Vasse et al. (2001) analyzed plasma protein Z levels in 56 patients with deep venous thrombosis (DVT), 169 patients with ischemic stroke, and 88 controls. There was no significant difference in mean protein Z concentrations between the deep venous thrombosis group and the controls, and 5% of individuals in both groups had protein Z deficiency. In patients with ischemic stroke, however, protein Z levels were lower than the normal range, and 33 of these patients (20%) had protein Z deficiency.

In a study of 450 women with unexplained fetal loss and 200 controls, Gris et al. (2002) found an association between decreased plasma protein Z levels and early fetal demise (odds ratio (OR) of 6.7, p less than 0.003). Gris et al. (2002) postulated that protein Z deficiency may induce an enhanced risk of severe placental insufficiency soon after the connection of maternal and fetal circulations.

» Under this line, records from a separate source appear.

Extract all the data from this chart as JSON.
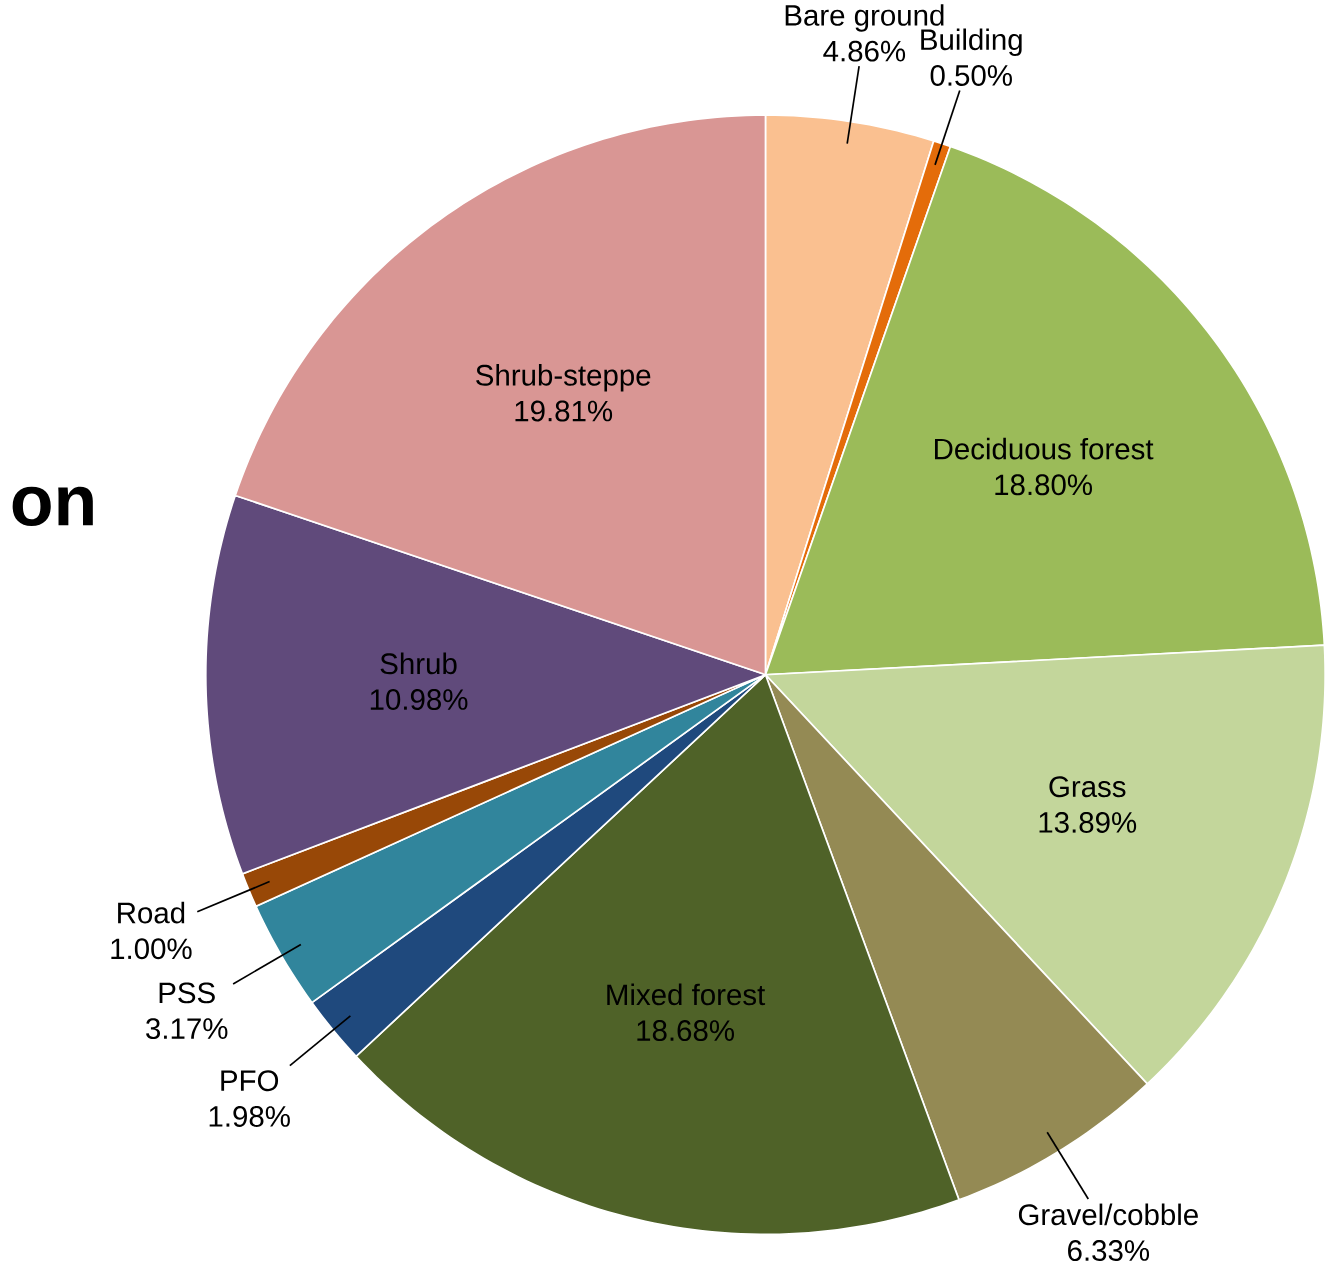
{
  "chart_data": {
    "type": "pie",
    "categories": [
      "Bare ground",
      "Building",
      "Deciduous forest",
      "Grass",
      "Gravel/cobble",
      "Mixed forest",
      "PFO",
      "PSS",
      "Road",
      "Shrub",
      "Shrub-steppe"
    ],
    "values": [
      4.86,
      0.5,
      18.8,
      13.89,
      6.33,
      18.68,
      1.98,
      3.17,
      1.0,
      10.98,
      19.81
    ],
    "value_labels": [
      "4.86%",
      "0.50%",
      "18.80%",
      "13.89%",
      "6.33%",
      "18.68%",
      "1.98%",
      "3.17%",
      "1.00%",
      "10.98%",
      "19.81%"
    ],
    "colors": [
      "#fac090",
      "#e46c0a",
      "#9bbb59",
      "#c3d69b",
      "#948a54",
      "#4f6228",
      "#1f497d",
      "#31859c",
      "#984807",
      "#604a7b",
      "#d99694"
    ],
    "annotations": [
      "on"
    ]
  }
}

Santacroce et al. (2006) found similar protein Z levels in 197 patients with deep vein thrombosis and healthy controls. However, the incidence of protein Z levels below the 5.0 or 2.5% ranges was higher in patients (10.2% and 8.7%, respectively) than in controls (4.1 and 2.0%, respectively), yielding an odds ratio of 2.7 and 4.6, respectively, for the risk of DVT in individuals with low protein Z levels. The authors concluded that very low levels of protein Z may be associated with an increased risk of DVT.

In a metaanalysis involving 28 case-control studies including 4,218 patients with thrombotic diseases and 4,778 controls, Sofi et al. (2010) found that low protein Z levels were associated with an increased risk of thrombosis (OR of 2.90, p less than 0.00001). By subgroup analysis, significant associations were found between low protein Z levels and arterial vascular diseases (OR of 2.67, p = 0.0002), pregnancy complications (OR of 4.17, p less than 0.00001), and venous thromboembolic diseases (OR of 2.18, p = 0.01). These results were consistent with a role for protein Z deficiency in various thrombotic diseases, including arterial thrombosis, pregnancy complications, and venous thromboembolism.

Molecular Genetics

Rice et al. (2001) found no association between polymorphisms in the PROZ gene and risk for deep venous thrombosis among 564 patients with DVT and 492 controls.

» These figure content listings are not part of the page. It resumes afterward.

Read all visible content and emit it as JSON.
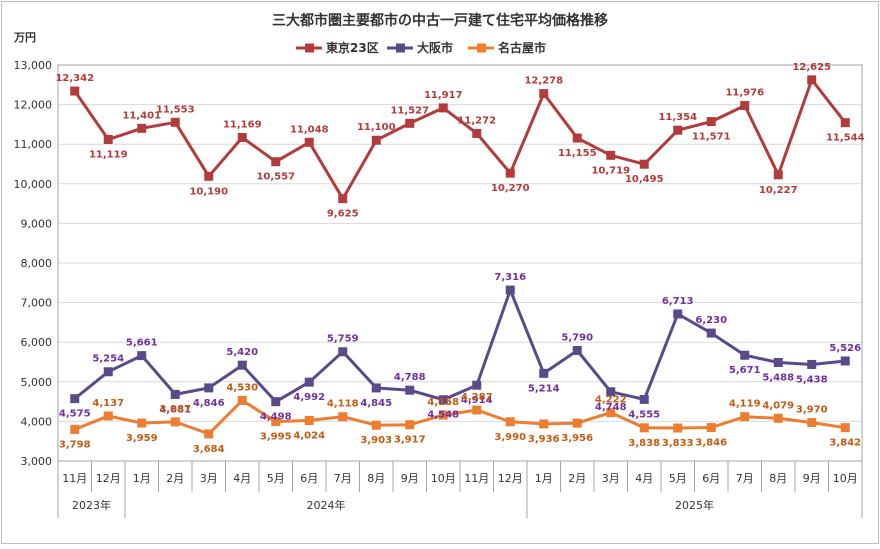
{
  "chart_data": {
    "type": "line",
    "title": "三大都市圏主要都市の中古一戸建て住宅平均価格推移",
    "ylabel": "万円",
    "ylim": [
      3000,
      13000
    ],
    "yticks": [
      "3,000",
      "4,000",
      "5,000",
      "6,000",
      "7,000",
      "8,000",
      "9,000",
      "10,000",
      "11,000",
      "12,000",
      "13,000"
    ],
    "grid": true,
    "legend": "top-center",
    "categories": [
      "11月",
      "12月",
      "1月",
      "2月",
      "3月",
      "4月",
      "5月",
      "6月",
      "7月",
      "8月",
      "9月",
      "10月",
      "11月",
      "12月",
      "1月",
      "2月",
      "3月",
      "4月",
      "5月",
      "6月",
      "7月",
      "8月",
      "9月",
      "10月"
    ],
    "year_groups": [
      {
        "label": "2023年",
        "start": 0,
        "end": 1
      },
      {
        "label": "2024年",
        "start": 2,
        "end": 13
      },
      {
        "label": "2025年",
        "start": 14,
        "end": 23
      }
    ],
    "series": [
      {
        "name": "東京23区",
        "color": "#b23b3b",
        "values": [
          12342,
          11119,
          11401,
          11553,
          10190,
          11169,
          10557,
          11048,
          9625,
          11100,
          11527,
          11917,
          11272,
          10270,
          12278,
          11155,
          10719,
          10495,
          11354,
          11571,
          11976,
          10227,
          12625,
          11544
        ],
        "labels": [
          "12,342",
          "11,119",
          "11,401",
          "11,553",
          "10,190",
          "11,169",
          "10,557",
          "11,048",
          "9,625",
          "11,100",
          "11,527",
          "11,917",
          "11,272",
          "10,270",
          "12,278",
          "11,155",
          "10,719",
          "10,495",
          "11,354",
          "11,571",
          "11,976",
          "10,227",
          "12,625",
          "11,544"
        ]
      },
      {
        "name": "大阪市",
        "color": "#5b4a8a",
        "label_color": "#7030a0",
        "values": [
          4575,
          5254,
          5661,
          4681,
          4846,
          5420,
          4498,
          4992,
          5759,
          4845,
          4788,
          4548,
          4914,
          7316,
          5214,
          5790,
          4748,
          4555,
          6713,
          6230,
          5671,
          5488,
          5438,
          5526
        ],
        "labels": [
          "4,575",
          "5,254",
          "5,661",
          "4,681",
          "4,846",
          "5,420",
          "4,498",
          "4,992",
          "5,759",
          "4,845",
          "4,788",
          "4,548",
          "4,914",
          "7,316",
          "5,214",
          "5,790",
          "4,748",
          "4,555",
          "6,713",
          "6,230",
          "5,671",
          "5,488",
          "5,438",
          "5,526"
        ]
      },
      {
        "name": "名古屋市",
        "color": "#ed7d31",
        "label_color": "#c55a11",
        "values": [
          3798,
          4137,
          3959,
          3987,
          3684,
          4530,
          3995,
          4024,
          4118,
          3903,
          3917,
          4158,
          4287,
          3990,
          3936,
          3956,
          4222,
          3838,
          3833,
          3846,
          4119,
          4079,
          3970,
          3842
        ],
        "labels": [
          "3,798",
          "4,137",
          "3,959",
          "3,987",
          "3,684",
          "4,530",
          "3,995",
          "4,024",
          "4,118",
          "3,903",
          "3,917",
          "4,158",
          "4,287",
          "3,990",
          "3,936",
          "3,956",
          "4,222",
          "3,838",
          "3,833",
          "3,846",
          "4,119",
          "4,079",
          "3,970",
          "3,842"
        ]
      }
    ]
  }
}
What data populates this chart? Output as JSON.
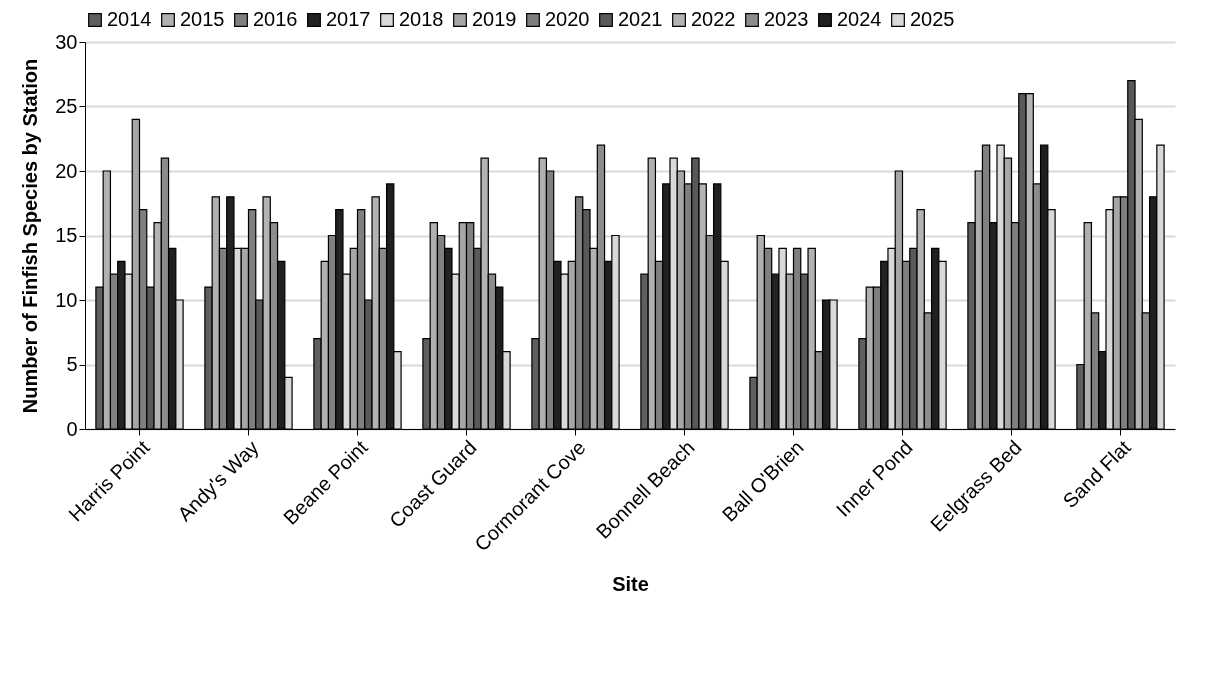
{
  "chart_data": {
    "type": "bar",
    "xlabel": "Site",
    "ylabel": "Number of Finfish Species by Station",
    "categories": [
      "Harris Point",
      "Andy's Way",
      "Beane Point",
      "Coast Guard",
      "Cormorant Cove",
      "Bonnell Beach",
      "Ball O'Brien",
      "Inner Pond",
      "Eelgrass Bed",
      "Sand Flat"
    ],
    "series": [
      {
        "name": "2014",
        "color": "#5f5f5f",
        "values": [
          11,
          11,
          7,
          7,
          7,
          12,
          4,
          7,
          16,
          5
        ]
      },
      {
        "name": "2015",
        "color": "#b0b0b0",
        "values": [
          20,
          18,
          13,
          16,
          21,
          21,
          15,
          11,
          20,
          16
        ]
      },
      {
        "name": "2016",
        "color": "#808080",
        "values": [
          12,
          14,
          15,
          15,
          20,
          13,
          14,
          11,
          22,
          9
        ]
      },
      {
        "name": "2017",
        "color": "#222222",
        "values": [
          13,
          18,
          17,
          14,
          13,
          19,
          12,
          13,
          16,
          6
        ]
      },
      {
        "name": "2018",
        "color": "#d9d9d9",
        "values": [
          12,
          14,
          12,
          12,
          12,
          21,
          14,
          14,
          22,
          17
        ]
      },
      {
        "name": "2019",
        "color": "#a6a6a6",
        "values": [
          24,
          14,
          14,
          16,
          13,
          20,
          12,
          20,
          21,
          18
        ]
      },
      {
        "name": "2020",
        "color": "#7f7f7f",
        "values": [
          17,
          17,
          17,
          16,
          18,
          19,
          14,
          13,
          16,
          18
        ]
      },
      {
        "name": "2021",
        "color": "#595959",
        "values": [
          11,
          10,
          10,
          14,
          17,
          21,
          12,
          14,
          26,
          27
        ]
      },
      {
        "name": "2022",
        "color": "#b3b3b3",
        "values": [
          16,
          18,
          18,
          21,
          14,
          19,
          14,
          17,
          26,
          24
        ]
      },
      {
        "name": "2023",
        "color": "#8c8c8c",
        "values": [
          21,
          16,
          14,
          12,
          22,
          15,
          6,
          9,
          19,
          9
        ]
      },
      {
        "name": "2024",
        "color": "#1f1f1f",
        "values": [
          14,
          13,
          19,
          11,
          13,
          19,
          10,
          14,
          22,
          18
        ]
      },
      {
        "name": "2025",
        "color": "#d9d9d9",
        "values": [
          10,
          4,
          6,
          6,
          15,
          13,
          10,
          13,
          17,
          22
        ]
      }
    ],
    "ylim": [
      0,
      30
    ],
    "yticks": [
      0,
      5,
      10,
      15,
      20,
      25,
      30
    ],
    "grid": "y",
    "legend": "top"
  }
}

Souri et al. (2004) reported a patient with thrombophilia due to factor V Leiden (see 188055) who had had 3 DVT events and 1 spontaneous miscarriage and who also had low levels of plasma protein Z to about 15% of normal. In addition to a heterozygous F5 mutation (612309.0001), she had a heterozygous mutation in the PROZ gene (E30Q; 176895.0001) that resulted in decreased release of protein Z from synthesizing cells. The patient was also heterozygous for a 79G-A polymorphism in intron 6 of the PROZ gene, which had also been associated with lowered protein Z levels. The findings suggested that PROZ deficiency enhances the thrombotic phenotype in those with factor V Leiden.

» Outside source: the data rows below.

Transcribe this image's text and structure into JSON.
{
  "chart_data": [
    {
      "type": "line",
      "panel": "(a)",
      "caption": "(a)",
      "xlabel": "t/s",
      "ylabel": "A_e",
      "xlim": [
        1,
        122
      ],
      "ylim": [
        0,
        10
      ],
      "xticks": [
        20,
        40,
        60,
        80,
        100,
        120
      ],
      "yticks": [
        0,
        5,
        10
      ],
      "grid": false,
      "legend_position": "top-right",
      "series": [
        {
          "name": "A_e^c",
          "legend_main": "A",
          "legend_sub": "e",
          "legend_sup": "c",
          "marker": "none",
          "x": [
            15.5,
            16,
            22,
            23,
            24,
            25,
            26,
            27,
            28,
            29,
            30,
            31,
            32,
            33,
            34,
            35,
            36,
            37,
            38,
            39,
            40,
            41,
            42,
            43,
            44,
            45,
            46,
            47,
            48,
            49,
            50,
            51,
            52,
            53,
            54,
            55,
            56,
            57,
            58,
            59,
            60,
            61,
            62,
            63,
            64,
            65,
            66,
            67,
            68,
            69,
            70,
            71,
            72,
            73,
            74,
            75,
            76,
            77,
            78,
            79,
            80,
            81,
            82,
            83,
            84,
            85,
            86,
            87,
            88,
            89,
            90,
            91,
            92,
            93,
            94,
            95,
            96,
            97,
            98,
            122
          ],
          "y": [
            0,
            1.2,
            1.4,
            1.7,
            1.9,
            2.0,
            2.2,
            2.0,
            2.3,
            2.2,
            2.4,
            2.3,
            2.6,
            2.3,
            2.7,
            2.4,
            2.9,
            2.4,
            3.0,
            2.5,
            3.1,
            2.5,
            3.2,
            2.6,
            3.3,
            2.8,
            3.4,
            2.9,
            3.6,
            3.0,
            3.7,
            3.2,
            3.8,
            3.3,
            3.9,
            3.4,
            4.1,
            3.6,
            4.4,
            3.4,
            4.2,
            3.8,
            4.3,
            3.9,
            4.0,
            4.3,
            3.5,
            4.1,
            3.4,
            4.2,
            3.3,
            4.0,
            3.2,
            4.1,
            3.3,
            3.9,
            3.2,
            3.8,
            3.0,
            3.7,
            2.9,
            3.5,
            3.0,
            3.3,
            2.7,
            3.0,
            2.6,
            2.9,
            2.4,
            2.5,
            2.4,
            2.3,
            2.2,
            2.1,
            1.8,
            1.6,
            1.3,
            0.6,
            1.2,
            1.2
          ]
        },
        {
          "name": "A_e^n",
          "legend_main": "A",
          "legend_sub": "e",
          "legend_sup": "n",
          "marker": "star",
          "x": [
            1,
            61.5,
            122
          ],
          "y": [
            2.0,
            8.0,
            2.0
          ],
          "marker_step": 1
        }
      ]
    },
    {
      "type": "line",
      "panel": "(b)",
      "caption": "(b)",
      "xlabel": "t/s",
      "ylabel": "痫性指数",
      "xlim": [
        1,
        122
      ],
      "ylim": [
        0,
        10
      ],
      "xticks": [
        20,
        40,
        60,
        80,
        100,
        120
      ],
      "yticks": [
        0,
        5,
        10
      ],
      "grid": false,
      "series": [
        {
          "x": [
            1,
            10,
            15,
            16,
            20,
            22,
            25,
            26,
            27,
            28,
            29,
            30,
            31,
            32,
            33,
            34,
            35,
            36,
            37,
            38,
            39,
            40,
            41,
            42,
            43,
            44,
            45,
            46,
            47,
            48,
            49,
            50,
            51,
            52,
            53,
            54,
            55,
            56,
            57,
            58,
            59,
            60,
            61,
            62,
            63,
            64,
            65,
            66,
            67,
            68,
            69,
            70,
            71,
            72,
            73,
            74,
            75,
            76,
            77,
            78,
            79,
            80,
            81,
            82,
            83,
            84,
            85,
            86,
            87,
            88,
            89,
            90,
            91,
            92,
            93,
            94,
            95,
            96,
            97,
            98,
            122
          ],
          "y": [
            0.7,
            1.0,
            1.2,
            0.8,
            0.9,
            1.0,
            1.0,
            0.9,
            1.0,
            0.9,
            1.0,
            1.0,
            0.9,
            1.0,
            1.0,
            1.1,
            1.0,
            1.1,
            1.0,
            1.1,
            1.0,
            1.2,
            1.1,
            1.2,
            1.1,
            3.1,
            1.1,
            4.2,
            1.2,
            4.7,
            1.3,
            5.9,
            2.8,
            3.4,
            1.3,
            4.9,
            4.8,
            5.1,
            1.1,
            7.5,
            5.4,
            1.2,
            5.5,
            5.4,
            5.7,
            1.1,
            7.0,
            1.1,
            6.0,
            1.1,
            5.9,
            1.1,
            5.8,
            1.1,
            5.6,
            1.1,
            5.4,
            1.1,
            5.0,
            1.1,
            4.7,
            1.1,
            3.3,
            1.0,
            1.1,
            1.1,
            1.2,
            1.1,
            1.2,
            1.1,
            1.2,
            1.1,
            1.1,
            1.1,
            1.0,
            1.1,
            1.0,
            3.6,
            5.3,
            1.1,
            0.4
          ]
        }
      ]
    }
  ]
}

Among 42 control individuals, Lichy et al. (2004) found that the A allele of the intron F 79G-A polymorphism (rs17882561) was significantly associated with lower plasma protein Z levels (p = 0.0032). The frequency of the A allele of this SNP was significantly lower in 200 patients with onset of cerebral ischemia before age 50 years compared to controls (15.7% compared to 24.4%, OR of 0.58), suggesting that the A allele is a protective genetic marker. The study suggested that high levels of protein Z may represent a prothrombotic condition. Lichy et al. (2004) stated that their findings were consistent with a role of protein Z as an enhancer of thrombin activity, but noted that the results of their study were contradictory to those of other studies, such as Vasse et al. (2001).

Animal Model

Yin et al. (2000) found that Proz-null mice had a normal phenotype with no increase of bleeding or thrombosis. However, Proz deficiency dramatically increased the severity of the prothrombotic phenotype of factor V Leiden (see 612309) mice. These results suggested that PROZ plays a physiologically important role in the regulation of coagulation in certain circumstances.